Investir pour la santé est bon pour l’entreprise

Reste qu’en matière de prévention, toutes les entreprises ne sont pas égales entre elles. Ce qui relève de la norme pour les plus grandes organisations demeure aléatoire chez les patrons de TPE, au demeurant peu perméables aux arguments du retour sur investissement ou du point de PIB gagné par million d’euros investis. Prévention égal investissement… L’antienne est claironnée à l’unisson par les acteurs de la santé et de la sécurité au travail. Mais les entreprises ne pourront se rallier à cette équation que quand elles pourront mesurer un ROI. Or, rien de moins évident. Les études existantes pointent les coûts du risque professionnel. Elles ne démontrent pas de manière scientifique et incontestée la rentabilité de la prévention. « Ne mélangeons pas tout… Vouloir trouver un lien entre prévention et performance globale, ce n’est pas raisonnable. Essayons de préciser les liens successifs : la prévention permet une meilleure santé au travail, c’est prouvé depuis longtemps. La santé au travail contribue au bien-être et à la performance des individus, c’est certain. Quant à la performance globale… encore faudrait-il la définir précisément », affirme Emmanuel Abord de Chatillon, professeur des universités chaire management et santé au travail à l’IAE Grenoble. En 2015, la Rand Corporation Europe a analysé les programmes conduits dans 82 entreprises britanniques de 50 salariés et plus. Sa conclusion : l’ampleur des coûts liés à l’absentéisme pour cause de maladie (estimés à 140 millions de journées non travaillées) justifie l’investissement des entreprises dans des programmes d’accompagnement de leurs salariés.

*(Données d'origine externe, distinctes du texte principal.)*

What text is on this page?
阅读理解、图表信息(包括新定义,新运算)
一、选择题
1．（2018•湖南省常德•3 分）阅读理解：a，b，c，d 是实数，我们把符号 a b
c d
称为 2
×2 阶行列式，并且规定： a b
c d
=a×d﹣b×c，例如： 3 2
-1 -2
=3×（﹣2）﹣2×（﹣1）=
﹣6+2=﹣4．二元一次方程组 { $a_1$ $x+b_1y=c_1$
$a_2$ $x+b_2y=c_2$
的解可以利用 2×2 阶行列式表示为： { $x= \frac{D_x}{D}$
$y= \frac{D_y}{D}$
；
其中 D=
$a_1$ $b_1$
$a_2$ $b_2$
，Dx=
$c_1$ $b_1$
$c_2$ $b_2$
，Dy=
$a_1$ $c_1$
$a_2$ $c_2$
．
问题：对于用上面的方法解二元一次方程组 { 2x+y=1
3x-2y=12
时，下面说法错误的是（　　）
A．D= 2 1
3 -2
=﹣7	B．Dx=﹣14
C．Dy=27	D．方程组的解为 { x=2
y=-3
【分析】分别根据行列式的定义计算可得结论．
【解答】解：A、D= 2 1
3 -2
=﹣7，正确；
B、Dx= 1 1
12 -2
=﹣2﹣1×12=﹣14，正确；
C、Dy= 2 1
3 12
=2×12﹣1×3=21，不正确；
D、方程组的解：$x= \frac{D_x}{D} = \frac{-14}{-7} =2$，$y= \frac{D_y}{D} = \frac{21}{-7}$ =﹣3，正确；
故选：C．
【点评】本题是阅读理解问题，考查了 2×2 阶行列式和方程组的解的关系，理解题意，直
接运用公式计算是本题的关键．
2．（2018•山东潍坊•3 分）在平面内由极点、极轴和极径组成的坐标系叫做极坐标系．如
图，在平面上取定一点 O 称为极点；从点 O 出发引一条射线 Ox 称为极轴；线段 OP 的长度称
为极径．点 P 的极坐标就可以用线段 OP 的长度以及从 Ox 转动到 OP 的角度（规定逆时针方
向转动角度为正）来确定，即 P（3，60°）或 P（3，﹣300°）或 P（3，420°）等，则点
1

En France, l’Assurance Maladie estime que les accidents du travail représentent 233 000 ETP. « Nous allons travailler avec la DARES, les universités et l’INRS pour tenter de mettre sur pied une méthodologie de mesure scientifique de l’impact de la prévention sur la performance des entreprises », souligne Hervé Laubertie, directeur du département prévention des risques professionnels à la direction des risques de l’Assurance Maladie.

On avance, donc. Volonté politique, consensus des partenaires sociaux, engagement de la recherche, relais médiatique : jamais le terrain n’a été aussi favorable à la promotion et au développement d’une culture de prévention des risques professionnels. L’occasion n’en est que plus belle pour les entreprises de s’emparer plus avant encore de ce chantier.